King’s daughter, the Rev. Bernice King, said the annual service at Ebenezer Baptist Church came during a moment of national crisis.

“Our humanity is literally on the verge of digressing to two Americas and becoming the dis-United State of America,” she said.

The event was attended by Republican U.S. Sen. David Perdue, Democratic Congresswo­man Lucy McBath, and Emma Gonzalez, a graduate of Marjory Stoneman Douglas High.

The site of the annual service, Ebenezer Baptist Church, sits amid the Martin Luther King Jr. National Historical Park in the “Sweet Auburn” neighborho­od of Atlanta. The civil rights leader was copastor with his father at the church from 1960 until his assassinat­ion in 1968.
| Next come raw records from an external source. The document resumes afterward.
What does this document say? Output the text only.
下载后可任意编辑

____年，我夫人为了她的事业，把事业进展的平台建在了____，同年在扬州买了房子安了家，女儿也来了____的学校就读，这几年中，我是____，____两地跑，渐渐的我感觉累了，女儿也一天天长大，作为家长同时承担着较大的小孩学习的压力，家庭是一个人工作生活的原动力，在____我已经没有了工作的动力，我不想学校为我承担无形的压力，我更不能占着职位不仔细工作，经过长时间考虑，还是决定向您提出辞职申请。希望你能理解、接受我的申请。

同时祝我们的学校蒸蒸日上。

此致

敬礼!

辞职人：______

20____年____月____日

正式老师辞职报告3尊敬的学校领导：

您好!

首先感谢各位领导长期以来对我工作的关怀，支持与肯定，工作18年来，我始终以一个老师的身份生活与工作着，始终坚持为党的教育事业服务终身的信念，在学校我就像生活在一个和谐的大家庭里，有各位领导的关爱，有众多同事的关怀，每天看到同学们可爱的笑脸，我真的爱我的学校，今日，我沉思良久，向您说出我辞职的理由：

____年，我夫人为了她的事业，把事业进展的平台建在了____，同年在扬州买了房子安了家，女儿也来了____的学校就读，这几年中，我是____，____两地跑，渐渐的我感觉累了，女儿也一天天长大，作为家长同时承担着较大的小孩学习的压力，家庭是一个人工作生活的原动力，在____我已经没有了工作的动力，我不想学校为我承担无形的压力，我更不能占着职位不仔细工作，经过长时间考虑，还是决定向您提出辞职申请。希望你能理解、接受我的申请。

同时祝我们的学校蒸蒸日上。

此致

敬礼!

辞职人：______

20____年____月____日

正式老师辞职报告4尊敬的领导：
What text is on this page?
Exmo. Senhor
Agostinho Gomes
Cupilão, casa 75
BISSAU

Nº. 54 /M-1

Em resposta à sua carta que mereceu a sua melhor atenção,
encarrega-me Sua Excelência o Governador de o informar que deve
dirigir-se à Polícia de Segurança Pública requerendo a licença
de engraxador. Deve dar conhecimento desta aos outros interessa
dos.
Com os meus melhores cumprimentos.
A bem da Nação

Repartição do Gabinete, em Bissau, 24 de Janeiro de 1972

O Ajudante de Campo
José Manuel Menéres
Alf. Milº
The park was closed amid the government shutdown until Atlanta-based Delta Air Lines gave the National Park Service a grant to reopen the site through Feb. 3.

Perdue, who is white, recounted growing up in Georgia during segregatio­n and praised King as an inspiring leader who changed the world through courage.

“He gave us hope during some of this country’s darkest days,” Perdue said. “Our country has overcome a lot, but there is much left to be done.”

The church is often referred to as King’s “spiritual home” because his father was the pastor there for four decades and King delivered some of his first sermons there.